Pakistan’s all-weather friendship with China, informing South Asia’s geopolitical and strategic great game, offered some respite. Xi Jinping’s aborted state visit notwithstanding, Sharif secured substantial Chinese economic help and diplomatic assurances during a trip to Beijing.

The undeclared, American-induced war Islamabad has waged since 2002 against Pakistan’s wayward sons and their foreign friends, especially operations in North Waziristan, a base for the 1980s-era CIA-sponsored covert anti-Soviet jihad, and now Islamist militancy’s mountain redoubt, claimed more blood and treasure. Pakistan’s struggle with Islamist militancy is far from over, as a horrifying mid-December assault on an Army-run school in Peshawar showed. The attack killed at least 145 people, mostly children. A series of spectacular militant attacks on state assets, against the backdrop of routine sectarian, ethnic, party political and criminal violence, shook confidence.

In June, gunmen raided the Karachi airport. Nearly two dozen people were killed while security forces battled in darkness to wrest control from the attackers. Three months later, infiltrators from al-Qaeda’s newly proclaimed subcontinental affiliate briefly hijacked a Pakistani frigate, the PNS Zulfiqar, in an abortive attempt to sink US warships in the Arabian Sea. In November, suicide bombers killed dozens and wounded more than a hundred spectators at the daily Indian-Pakistani borderguards’ flag-lowering ceremony at Wagah check-post.

As 2015 approaches, Islamabad is fighting many fires. Sharif must address popular dissatisfaction over alleged vote-rigging and corruption, and restore legitimacy necessary for essential political and economic reforms. He has to manage the fall-out from NATO/International Security Assistance Force draw-down in Afghanistan alongside domestic insecurity, without transferring excessive powers to the army. Projects financed by Chinese investment must be implemented without unraveling Pakistan–India relations. The state’s monopoly on force must be restored as the consequences of a single nuclear warhead falling into radical hands would be catastrophic.
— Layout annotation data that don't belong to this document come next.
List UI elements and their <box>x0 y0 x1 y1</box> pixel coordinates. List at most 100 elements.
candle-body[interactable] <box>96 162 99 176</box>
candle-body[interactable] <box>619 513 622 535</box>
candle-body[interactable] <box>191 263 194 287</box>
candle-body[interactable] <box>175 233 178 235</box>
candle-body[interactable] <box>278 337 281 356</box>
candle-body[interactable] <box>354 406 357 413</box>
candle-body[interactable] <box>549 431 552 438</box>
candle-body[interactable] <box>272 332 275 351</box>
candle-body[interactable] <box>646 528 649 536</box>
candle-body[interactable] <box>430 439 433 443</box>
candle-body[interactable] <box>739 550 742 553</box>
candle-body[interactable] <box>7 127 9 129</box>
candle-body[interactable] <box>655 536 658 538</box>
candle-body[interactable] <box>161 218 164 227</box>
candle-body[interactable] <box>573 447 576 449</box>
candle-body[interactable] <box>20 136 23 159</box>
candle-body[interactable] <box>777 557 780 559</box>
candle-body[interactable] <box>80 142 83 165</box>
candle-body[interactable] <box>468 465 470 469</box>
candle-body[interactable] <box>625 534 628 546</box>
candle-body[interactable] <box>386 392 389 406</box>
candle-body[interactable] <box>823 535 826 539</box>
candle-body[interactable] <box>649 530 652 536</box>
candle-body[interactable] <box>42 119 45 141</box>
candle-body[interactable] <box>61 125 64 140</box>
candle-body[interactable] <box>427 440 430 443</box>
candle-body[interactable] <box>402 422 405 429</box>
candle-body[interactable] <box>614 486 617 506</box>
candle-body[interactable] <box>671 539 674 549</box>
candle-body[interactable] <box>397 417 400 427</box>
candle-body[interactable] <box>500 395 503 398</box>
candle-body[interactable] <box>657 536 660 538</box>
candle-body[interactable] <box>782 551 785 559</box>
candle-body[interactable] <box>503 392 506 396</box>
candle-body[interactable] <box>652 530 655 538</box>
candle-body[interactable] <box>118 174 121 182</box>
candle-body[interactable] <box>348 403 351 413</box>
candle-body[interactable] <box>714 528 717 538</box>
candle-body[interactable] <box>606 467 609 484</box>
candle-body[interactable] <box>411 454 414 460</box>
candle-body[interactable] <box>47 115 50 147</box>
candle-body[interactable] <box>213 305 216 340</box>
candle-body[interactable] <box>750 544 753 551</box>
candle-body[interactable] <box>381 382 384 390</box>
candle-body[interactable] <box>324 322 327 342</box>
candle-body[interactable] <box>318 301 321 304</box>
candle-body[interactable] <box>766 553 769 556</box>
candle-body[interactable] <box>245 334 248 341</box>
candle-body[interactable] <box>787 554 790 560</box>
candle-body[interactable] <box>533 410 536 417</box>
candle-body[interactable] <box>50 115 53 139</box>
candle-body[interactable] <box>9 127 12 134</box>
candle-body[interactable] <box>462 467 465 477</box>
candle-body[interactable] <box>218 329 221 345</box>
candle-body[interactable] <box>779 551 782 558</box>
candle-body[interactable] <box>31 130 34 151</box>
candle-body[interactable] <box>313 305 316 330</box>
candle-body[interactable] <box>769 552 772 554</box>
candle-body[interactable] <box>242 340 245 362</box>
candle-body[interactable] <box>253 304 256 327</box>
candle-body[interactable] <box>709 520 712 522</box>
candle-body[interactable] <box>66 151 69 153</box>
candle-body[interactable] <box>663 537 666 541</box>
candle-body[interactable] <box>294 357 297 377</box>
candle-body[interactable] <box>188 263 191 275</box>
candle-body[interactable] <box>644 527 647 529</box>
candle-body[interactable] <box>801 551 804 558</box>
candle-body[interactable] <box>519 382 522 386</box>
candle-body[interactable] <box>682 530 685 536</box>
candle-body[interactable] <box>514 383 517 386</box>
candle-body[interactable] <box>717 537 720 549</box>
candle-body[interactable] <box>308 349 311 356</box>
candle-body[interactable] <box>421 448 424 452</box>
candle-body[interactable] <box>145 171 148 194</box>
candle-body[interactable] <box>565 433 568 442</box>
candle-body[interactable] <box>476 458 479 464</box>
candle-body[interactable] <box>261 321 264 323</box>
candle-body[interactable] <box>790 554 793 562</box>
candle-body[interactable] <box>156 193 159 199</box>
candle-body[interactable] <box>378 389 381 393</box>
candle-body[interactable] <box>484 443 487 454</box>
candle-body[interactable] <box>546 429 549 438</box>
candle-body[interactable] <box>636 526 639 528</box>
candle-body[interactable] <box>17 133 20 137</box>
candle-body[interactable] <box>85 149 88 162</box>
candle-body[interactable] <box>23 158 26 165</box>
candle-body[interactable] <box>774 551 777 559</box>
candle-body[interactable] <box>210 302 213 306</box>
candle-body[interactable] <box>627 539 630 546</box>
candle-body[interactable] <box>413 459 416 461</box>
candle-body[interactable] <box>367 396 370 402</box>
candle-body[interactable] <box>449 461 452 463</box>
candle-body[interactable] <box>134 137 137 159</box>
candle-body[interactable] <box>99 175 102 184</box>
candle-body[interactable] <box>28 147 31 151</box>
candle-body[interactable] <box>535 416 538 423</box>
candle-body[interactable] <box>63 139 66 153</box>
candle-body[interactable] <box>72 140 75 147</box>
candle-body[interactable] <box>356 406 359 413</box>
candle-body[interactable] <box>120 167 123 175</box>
Pakistan confronts many challenges in 2015. Resolving all of them simultaneously may prove impossible. Only by crafting a narrative of national purpose around which consensus can be forged will Pakistan start addressing the fundamental threats it faces.

Mahmud Ali is an Associate at the East Asia International Affairs Programme, London School of Economics and Political Science. 

This article is part of an EAF special feature series on 2014 in review and the year ahead.